One gene called MAOA that played an especially strong role has been shown in other studies to affect antisocial behaviour - and it was disturbingly common, the team at the University of North Carolina reported.
People with a particular variation of the MAOA gene called 2R were very prone to criminal and delinquent behavior, said sociology professor Guang Guo, who led the study.
"I don't want to say it is a crime gene, but 1 per cent of people have it and scored very high in violence and delinquency," Guo said.

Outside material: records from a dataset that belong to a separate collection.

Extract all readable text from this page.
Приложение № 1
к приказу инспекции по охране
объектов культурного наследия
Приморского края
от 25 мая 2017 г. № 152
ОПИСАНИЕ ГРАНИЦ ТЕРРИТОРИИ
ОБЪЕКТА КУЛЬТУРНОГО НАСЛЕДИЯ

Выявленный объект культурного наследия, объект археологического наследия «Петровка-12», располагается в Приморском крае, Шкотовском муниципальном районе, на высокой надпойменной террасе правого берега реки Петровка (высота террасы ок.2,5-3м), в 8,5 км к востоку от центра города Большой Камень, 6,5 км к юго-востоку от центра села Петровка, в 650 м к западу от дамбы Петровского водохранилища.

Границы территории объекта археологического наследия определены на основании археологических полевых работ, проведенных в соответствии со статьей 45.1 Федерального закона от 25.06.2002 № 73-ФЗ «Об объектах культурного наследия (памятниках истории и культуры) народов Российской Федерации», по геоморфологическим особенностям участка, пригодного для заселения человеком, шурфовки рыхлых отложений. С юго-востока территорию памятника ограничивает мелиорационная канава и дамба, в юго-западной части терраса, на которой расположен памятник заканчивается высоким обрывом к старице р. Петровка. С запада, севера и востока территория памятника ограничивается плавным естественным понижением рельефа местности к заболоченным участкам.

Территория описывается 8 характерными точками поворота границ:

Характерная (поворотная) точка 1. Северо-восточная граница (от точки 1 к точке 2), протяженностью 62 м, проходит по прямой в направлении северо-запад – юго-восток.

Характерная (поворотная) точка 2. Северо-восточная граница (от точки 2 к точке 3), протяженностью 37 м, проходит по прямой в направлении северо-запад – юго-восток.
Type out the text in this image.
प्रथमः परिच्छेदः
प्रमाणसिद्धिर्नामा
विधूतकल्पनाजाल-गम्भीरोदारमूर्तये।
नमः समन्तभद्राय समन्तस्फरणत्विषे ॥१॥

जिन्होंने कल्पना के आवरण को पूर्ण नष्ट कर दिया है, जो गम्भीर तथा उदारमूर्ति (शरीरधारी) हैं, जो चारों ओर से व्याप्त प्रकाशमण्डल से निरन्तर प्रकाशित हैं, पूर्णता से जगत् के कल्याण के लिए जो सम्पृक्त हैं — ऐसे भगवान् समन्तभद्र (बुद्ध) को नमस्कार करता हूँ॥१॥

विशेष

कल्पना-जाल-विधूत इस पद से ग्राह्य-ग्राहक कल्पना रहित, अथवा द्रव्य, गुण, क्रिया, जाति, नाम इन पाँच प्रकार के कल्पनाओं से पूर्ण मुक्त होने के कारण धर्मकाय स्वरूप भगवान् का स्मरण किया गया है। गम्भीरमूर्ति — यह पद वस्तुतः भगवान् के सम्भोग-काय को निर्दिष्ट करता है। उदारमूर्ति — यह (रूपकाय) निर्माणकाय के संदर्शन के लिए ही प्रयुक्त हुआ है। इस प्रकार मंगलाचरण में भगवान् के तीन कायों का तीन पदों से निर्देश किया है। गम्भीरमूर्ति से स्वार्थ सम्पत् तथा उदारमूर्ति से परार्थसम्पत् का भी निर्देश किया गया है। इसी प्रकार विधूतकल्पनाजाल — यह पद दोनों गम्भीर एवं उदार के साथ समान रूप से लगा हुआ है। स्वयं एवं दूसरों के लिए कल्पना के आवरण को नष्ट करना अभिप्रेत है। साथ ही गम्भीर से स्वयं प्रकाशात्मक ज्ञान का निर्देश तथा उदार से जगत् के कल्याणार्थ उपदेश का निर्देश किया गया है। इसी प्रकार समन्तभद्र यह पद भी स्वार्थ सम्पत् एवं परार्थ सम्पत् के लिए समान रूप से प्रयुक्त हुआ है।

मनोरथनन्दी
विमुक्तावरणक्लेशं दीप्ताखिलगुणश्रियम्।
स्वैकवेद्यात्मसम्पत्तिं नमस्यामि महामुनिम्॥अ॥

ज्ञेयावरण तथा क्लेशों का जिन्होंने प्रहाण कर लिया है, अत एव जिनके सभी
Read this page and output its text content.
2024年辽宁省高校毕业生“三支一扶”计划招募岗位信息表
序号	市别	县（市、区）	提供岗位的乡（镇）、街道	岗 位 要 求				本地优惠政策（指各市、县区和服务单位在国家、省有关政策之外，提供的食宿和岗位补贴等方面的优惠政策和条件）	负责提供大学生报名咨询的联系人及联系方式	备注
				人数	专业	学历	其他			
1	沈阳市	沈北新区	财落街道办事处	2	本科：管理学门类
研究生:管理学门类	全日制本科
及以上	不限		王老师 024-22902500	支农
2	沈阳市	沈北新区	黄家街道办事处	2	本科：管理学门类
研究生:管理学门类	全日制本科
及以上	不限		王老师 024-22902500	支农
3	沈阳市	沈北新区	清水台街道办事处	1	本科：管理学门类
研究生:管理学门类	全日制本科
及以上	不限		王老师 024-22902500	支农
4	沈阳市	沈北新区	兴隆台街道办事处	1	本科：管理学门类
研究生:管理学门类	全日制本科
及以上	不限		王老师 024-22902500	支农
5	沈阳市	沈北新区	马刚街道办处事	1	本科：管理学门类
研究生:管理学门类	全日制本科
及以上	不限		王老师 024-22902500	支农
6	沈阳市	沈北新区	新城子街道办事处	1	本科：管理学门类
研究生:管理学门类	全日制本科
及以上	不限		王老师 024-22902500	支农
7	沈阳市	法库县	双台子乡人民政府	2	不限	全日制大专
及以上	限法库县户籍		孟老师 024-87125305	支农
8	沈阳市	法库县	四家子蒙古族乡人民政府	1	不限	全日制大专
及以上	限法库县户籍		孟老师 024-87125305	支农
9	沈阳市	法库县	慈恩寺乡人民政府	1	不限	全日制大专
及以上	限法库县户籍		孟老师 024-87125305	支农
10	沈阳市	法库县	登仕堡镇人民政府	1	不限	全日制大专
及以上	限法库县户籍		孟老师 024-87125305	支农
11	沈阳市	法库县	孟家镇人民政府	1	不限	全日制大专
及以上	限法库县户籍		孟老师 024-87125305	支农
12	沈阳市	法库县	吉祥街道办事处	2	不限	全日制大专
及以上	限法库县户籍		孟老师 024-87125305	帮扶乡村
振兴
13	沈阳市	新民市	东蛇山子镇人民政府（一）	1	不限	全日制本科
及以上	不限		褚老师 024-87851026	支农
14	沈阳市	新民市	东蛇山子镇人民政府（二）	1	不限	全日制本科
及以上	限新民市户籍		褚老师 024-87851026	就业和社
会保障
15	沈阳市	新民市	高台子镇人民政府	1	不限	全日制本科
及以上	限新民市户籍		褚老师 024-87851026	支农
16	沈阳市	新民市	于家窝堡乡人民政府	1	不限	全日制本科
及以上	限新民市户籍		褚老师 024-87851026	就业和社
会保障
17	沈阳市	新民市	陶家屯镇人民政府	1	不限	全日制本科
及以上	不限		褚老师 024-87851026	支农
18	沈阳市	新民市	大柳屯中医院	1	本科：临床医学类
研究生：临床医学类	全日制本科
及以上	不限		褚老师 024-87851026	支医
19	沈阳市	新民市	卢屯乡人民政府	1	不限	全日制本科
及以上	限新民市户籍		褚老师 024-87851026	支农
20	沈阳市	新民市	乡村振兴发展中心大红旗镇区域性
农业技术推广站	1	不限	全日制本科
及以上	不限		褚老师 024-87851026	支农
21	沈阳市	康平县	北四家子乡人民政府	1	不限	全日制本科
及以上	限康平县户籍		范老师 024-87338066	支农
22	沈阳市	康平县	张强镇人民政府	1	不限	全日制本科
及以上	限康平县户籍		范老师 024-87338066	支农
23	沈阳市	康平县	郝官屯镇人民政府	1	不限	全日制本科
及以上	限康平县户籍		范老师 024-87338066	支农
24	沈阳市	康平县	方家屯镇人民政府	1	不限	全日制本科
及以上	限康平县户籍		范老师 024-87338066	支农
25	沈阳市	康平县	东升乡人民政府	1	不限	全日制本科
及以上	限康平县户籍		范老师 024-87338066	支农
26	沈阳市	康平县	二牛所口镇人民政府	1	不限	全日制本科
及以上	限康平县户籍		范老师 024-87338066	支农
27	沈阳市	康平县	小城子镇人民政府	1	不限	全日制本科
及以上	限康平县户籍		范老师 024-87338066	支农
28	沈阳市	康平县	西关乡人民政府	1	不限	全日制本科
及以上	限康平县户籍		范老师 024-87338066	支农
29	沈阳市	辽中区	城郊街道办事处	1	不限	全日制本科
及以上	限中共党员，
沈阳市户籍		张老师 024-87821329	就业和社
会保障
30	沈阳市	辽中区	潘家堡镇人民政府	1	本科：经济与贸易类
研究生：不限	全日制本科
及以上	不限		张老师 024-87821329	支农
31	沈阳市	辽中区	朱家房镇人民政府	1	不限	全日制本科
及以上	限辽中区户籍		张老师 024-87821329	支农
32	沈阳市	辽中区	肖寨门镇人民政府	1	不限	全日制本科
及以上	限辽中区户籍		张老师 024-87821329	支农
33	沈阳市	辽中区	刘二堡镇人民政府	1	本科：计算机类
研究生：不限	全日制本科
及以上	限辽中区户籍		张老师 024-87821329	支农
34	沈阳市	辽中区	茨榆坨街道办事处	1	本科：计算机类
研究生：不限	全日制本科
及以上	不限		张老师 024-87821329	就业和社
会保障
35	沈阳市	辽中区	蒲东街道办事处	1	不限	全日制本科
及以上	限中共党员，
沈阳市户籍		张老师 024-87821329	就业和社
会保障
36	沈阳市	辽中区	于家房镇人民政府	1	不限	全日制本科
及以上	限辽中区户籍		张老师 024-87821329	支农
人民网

His team, which studied only boys, used data from the National Longitudinal Study of Adolescent Health, a US nationally representative sample of about 20,000 adolescents in grades 7 to 12. The young men in the study were interviewed in person regularly, and some gave blood samples. Guo's team constructed a "serious delinquency scale" based on some of the questions the youngsters answered.
Specific variations
"Non-violent delinquency includes stealing amounts larger or smaller than $50, breaking and entering, and selling drugs," they wrote in the August issue of the American Sociological Review. "Violent delinquency includes serious physical fighting that resulted in injuries needing medical treatment, use of weapons to get something from someone, involvement in physical fighting between groups, shooting or stabbing someone, deliberately damaging property, and pulling a knife or gun on someone."
They found specific variations in three genes were associated with bad behaviour, but only when the boys suffered some other stress, such as family issues, low popularity and failing school.
Guo said it was far too early to explore whether drugs might be developed to protect a young man. He also was unsure if criminals might use a genetic defence" in court.